One Giant or Thousand Ants

We recently thought a lot about ways to build a good model for movie recommendations. There is no need for perfection, but it should be at least useful for the user and not the kind of model that suggests all Meg Ryan movies just because you recently watched a romantic comedy with her.

The whole idea is haunting us since quite a while, so we are very skeptical that a single new idea or technology, like Deep Learning, will solve all our problems. Maybe we should start again from scratch and get inspired by the human brain itself. A child learns step by step and not all at once and so should learn our model.

Stated differently, is it more useful to have several weak models that are combined somehow or to have one big model? Especially since we have data from very different domains like ratings, reviews, features, taxonomies and summaries, it seems more straightforward to learn simpler models for the different domains that are combined later.

Especially the ability to integrate a new domain ad-hoc seems to be very beneficial for a personalized TV system.

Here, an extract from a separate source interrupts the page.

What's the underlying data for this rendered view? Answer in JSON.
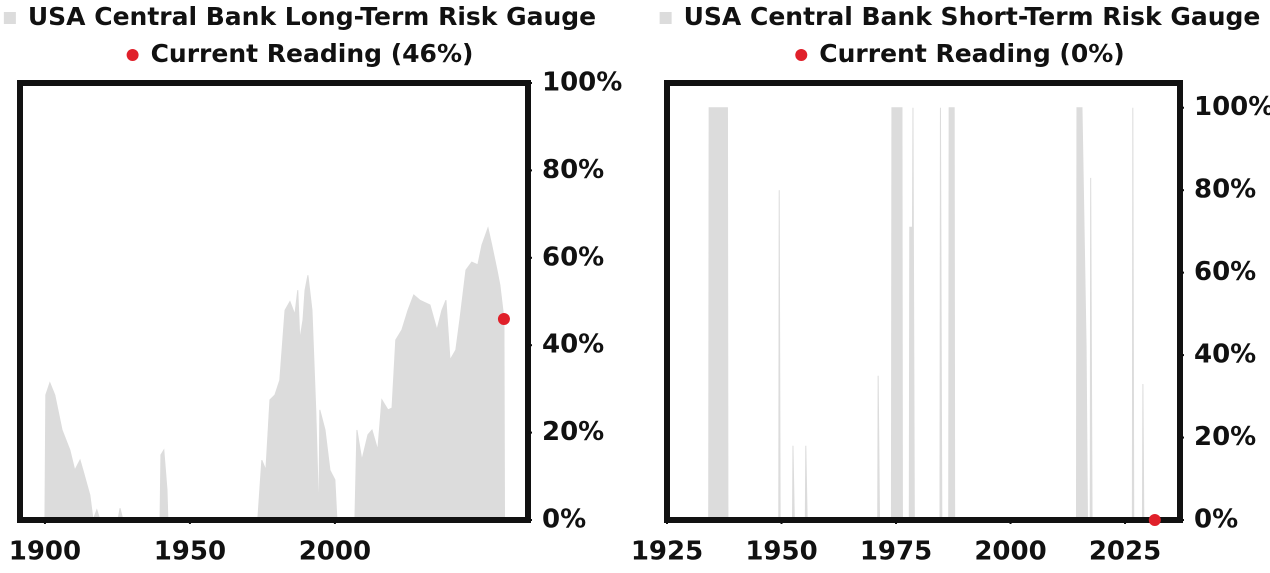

For instance, if a new movie comes out and there is no meta data yet and only very limited ratings and reviews exist, data from an external source, like a social network -especially friends- could be very helpful to enrich the representation of the movie.

One of the bigger problems is sparsity which is especially a problem for movies that are lesser known and thus, only very few data is available. For this kind of movies, we need every bit of information we can get to make useful predictions and it is extremely unlikely that all the information are from a single domain.

So at the end, we choose the ants over the giant in the hope that an army of ants is much more useful than a single, but mighty leviathan.